DEAR CAL -- I have concerns about high school varsity coaches pushing middle school students into playing varsity-level sports. Are there any articles that you know of that support or oppose this type of thinking?

Juliet Aldrich, Hadley, N.Y.

DEAR JULIET -- I'm not sure about articles that deal with this subject, but in the Baltimore area there are certain restrictions in regard to allowing middle schoolers to play at the varsity level. I don't believe it's permitted in public schools, and I think most of the private schools allow four years of varsity eligibility, which means that if an eighth-grader plays on a varsity team, his or her eligibility will be used up after 11th grade.

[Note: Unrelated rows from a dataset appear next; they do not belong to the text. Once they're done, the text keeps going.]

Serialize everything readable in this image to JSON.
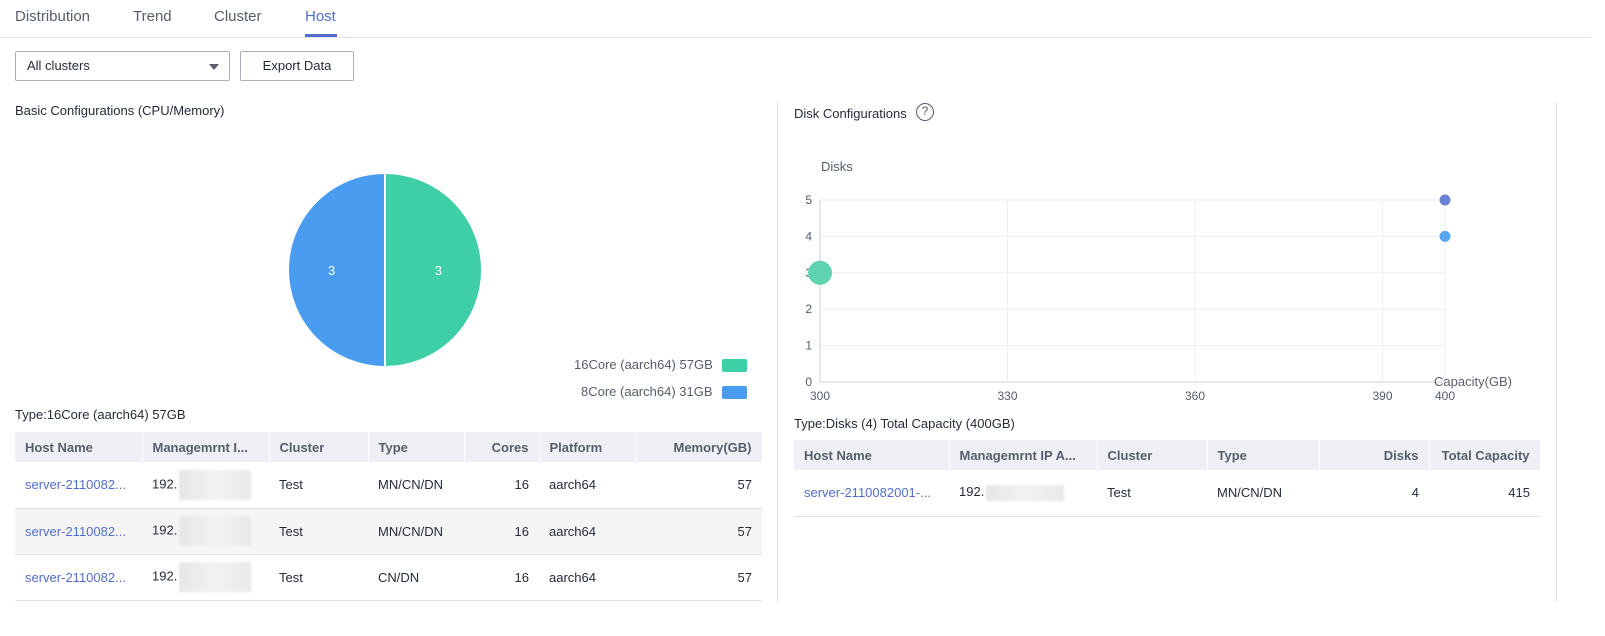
{
  "tabs": [
    {
      "label": "Distribution"
    },
    {
      "label": "Trend"
    },
    {
      "label": "Cluster"
    },
    {
      "label": "Host",
      "active": true
    }
  ],
  "toolbar": {
    "cluster_select_value": "All clusters",
    "export_label": "Export Data"
  },
  "left": {
    "title": "Basic Configurations (CPU/Memory)",
    "type_caption": "Type:16Core (aarch64) 57GB",
    "table": {
      "headers": [
        "Host Name",
        "Managemrnt I...",
        "Cluster",
        "Type",
        "Cores",
        "Platform",
        "Memory(GB)"
      ],
      "rows": [
        {
          "host": "server-2110082...",
          "ip": "192.",
          "cluster": "Test",
          "type": "MN/CN/DN",
          "cores": "16",
          "platform": "aarch64",
          "memory": "57"
        },
        {
          "host": "server-2110082...",
          "ip": "192.",
          "cluster": "Test",
          "type": "MN/CN/DN",
          "cores": "16",
          "platform": "aarch64",
          "memory": "57"
        },
        {
          "host": "server-2110082...",
          "ip": "192.",
          "cluster": "Test",
          "type": "CN/DN",
          "cores": "16",
          "platform": "aarch64",
          "memory": "57"
        }
      ]
    }
  },
  "right": {
    "title": "Disk Configurations",
    "help_icon": "question-circle-icon",
    "type_caption": "Type:Disks (4) Total Capacity (400GB)",
    "table": {
      "headers": [
        "Host Name",
        "Managemrnt IP A...",
        "Cluster",
        "Type",
        "Disks",
        "Total Capacity"
      ],
      "rows": [
        {
          "host": "server-2110082001-...",
          "ip": "192.",
          "cluster": "Test",
          "type": "MN/CN/DN",
          "disks": "4",
          "capacity": "415"
        }
      ]
    }
  },
  "chart_data": [
    {
      "type": "pie",
      "slices": [
        {
          "name": "16Core (aarch64) 57GB",
          "value": 3,
          "color": "#3ecfa6"
        },
        {
          "name": "8Core (aarch64) 31GB",
          "value": 3,
          "color": "#4a9cf1"
        }
      ],
      "legend_position": "bottom-right"
    },
    {
      "type": "scatter",
      "xlabel": "Capacity(GB)",
      "ylabel": "Disks",
      "xlim": [
        300,
        400
      ],
      "ylim": [
        0,
        5
      ],
      "xticks": [
        300,
        330,
        360,
        390,
        400
      ],
      "yticks": [
        0,
        1,
        2,
        3,
        4,
        5
      ],
      "grid": true,
      "points": [
        {
          "x": 300,
          "y": 3,
          "size": "large",
          "color": "#5fd3b0"
        },
        {
          "x": 400,
          "y": 4,
          "size": "small",
          "color": "#5aa6f0"
        },
        {
          "x": 400,
          "y": 5,
          "size": "small",
          "color": "#6a7fd6"
        }
      ]
    }
  ]
}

In areas of the country where this is permitted, I don't believe a coach ever should "push" a middle school athlete to compete at the varsity level.

If a coach thinks a middle school athlete can compete successfully at the varsity level, the coach should approach the parents with the suggestion. At that point, the parent plays an important protective role. We're not talking about an eighth-grader playing up a year. This eighth-grader would be competing against 11th- and 12th-graders who might be at or near physical maturity. If the eighth-grader does have the skill to keep up, there still might be a safety issue if the older athletes are substantially bigger and stronger, which is likely.

Parents always have the right to say no before involving the child in the decision-making process.

There is also the issue of emotional maturity. Some of the biggest and most dominant 12- and 13-year-olds turn to marshmallows as soon as they face adversity in athletics. Imagine an eighth-grader costing a varsity team a victory by missing a free throw or making an error. That could be devastating for a young athlete, especially if older players already resent his or her presence.

And, along the same lines, I'm not sure that as a parent I'd want my eighth-grader socializing with 17- and 18-year-olds. There are social issues and pressures that the vast majority of middle school kids just aren't ready for and shouldn't be exposed to.

If, after taking the physical and emotional maturity issues into consideration, a parent still thinks his or her child can handle varsity competition, the choice must be left to the child. No parent or coach should force or allow a middle school athlete to compete at the varsity level unless the athlete is 100 percent certain he or she wants to do so.

To force a young athlete into that type of situation is to set that kid up for a potentially disastrous experience.